- Active: February 27, 1864 – June 24, 1865
- Country: United States
- Branch: Union Army
- Type: Field artillery
- Size: Battery
- Part of: Artillery Brigade, 1st Division, IX Corps
- Engagements: American Civil War

Commanders
- 1st: Captain Joseph W. B. Wright
- 2nd: 1st Lt. Emphraim B. Nye

= 14th Massachusetts Battery =

The 14th Massachusetts Battery (or 14th Battery Massachusetts Light Artillery) was an artillery battery that served in the Union Army during the American Civil War. It was organized during the winter of 1863 - 1864 at Camp Meigs just outside of Boston. It was commanded by Captain Joseph W. B. Wright of Boston and consisted mostly of men from that city. The enlisted men were mustered into federal service on February 27, 1864. They departed Massachusetts on April 4, 1864, arrived at Annapolis and then moved to Camp Marshall in Washington, D.C. On April 22 and 24 they were outfitted with field guns and horses but had virtually no time to train in light artillery tactics before they were assigned to the IX Corps of the Army of the Potomac and joined Lieutenant General Ulysses S. Grant's Overland Campaign.

The battery did not participate in the opening battle of the campaign at the Wilderness but soon advanced to the front lines and fired their first shots at the enemy on May 10 during the Battle of Spotsylvania Court House. Over the next two days they were heavily engaged, nearly losing their guns on May 12 during a Confederate charge which they narrowly repulsed. On May 23 they were engaged in the Battle of North Anna. During the Battle of Totopotomoy Creek on June 1, the 14th Massachusetts Battery played an important role in repulsing a Confederate assault on their section of the lines. They were again engaged during the Battle of Cold Harbor from June 6 to June 12. It took an active part in the Siege of Petersburg being moved to the front lines and engaged with enemy artillery from June 21 to 24, July 10 to 17, August 5 to 21 and on October 11. On October 25, 1864 they moved to Fort Merriam in the defenses of City Point, Virginia and there went into winter quarters.

In March 1865, the battery returned to the IX Corps and was stationed on the siege lines in Battery X of Fort Stedman. On March 25, 1865, the Confederates attempted to break the Siege of Petersburg with a surprise night attack on Fort Stedman. The 14th Massachusetts Battery was overwhelmed and took serious casualties, including their commanding officer, Lt. Ephraim Nye who was killed in action. Later in the day, Fort Stedman, along with the guns of the 14th Massachusetts Battery, was retaken by Union troops and the 14th Massachusetts Battery re-manned their guns. From that time to the end of the Siege of Petersburg, the battery was almost constantly engaged, being located at the closest point between the two siege lines.
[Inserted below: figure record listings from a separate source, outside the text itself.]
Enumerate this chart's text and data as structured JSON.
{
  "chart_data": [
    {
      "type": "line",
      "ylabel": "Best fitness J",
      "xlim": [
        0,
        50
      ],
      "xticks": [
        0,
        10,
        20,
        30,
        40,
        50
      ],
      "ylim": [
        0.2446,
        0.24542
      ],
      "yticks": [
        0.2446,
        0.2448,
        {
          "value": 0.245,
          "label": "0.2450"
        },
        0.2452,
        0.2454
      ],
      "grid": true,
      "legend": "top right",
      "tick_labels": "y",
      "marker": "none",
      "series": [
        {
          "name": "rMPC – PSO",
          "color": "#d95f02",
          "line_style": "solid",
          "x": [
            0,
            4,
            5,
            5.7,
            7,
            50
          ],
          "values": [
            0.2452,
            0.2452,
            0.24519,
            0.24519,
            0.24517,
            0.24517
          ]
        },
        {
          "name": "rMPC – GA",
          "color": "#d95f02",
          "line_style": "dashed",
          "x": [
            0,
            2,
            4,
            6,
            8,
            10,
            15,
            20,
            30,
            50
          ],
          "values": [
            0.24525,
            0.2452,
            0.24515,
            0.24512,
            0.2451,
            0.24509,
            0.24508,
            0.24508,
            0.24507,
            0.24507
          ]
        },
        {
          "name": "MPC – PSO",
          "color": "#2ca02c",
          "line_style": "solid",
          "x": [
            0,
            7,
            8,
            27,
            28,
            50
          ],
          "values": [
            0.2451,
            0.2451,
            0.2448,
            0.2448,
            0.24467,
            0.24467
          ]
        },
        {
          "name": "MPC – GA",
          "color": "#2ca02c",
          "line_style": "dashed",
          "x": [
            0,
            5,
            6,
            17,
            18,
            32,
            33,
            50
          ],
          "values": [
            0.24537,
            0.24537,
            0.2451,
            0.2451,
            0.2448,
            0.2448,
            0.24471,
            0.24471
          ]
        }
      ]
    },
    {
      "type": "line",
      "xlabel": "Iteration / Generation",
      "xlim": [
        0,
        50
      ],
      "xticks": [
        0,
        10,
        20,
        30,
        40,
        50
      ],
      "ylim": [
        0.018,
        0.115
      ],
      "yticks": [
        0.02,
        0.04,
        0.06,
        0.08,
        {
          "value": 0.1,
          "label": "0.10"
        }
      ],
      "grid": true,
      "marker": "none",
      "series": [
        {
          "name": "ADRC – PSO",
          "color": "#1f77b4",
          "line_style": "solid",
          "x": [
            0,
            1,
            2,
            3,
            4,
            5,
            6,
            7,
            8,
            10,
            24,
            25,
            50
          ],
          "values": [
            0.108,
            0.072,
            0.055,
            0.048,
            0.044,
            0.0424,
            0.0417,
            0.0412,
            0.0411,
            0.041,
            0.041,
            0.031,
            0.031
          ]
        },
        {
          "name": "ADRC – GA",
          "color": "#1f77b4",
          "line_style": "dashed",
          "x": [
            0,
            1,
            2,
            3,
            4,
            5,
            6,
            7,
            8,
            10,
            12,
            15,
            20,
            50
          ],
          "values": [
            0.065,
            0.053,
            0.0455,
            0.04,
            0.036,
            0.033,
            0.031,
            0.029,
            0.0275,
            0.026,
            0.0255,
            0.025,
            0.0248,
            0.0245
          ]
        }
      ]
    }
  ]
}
They were very sharply engaged on April 1 and 2 during the Third Battle of Petersburg.

On April 3, 1865, the day after Confederate troops abandoned Petersburg and retreated westward, the 14th Massachusetts Battery was moved back to City Point. They remained there for a month then marched through Richmond on their way to Fairfax Seminary near Washington were they encamped for another month. On June 4 they received orders to return home. They reached Boston on June 6 and were mustered out on June 15. The battery lost ten men killed in action or mortally wounded nine by disease for a total of 19 dead.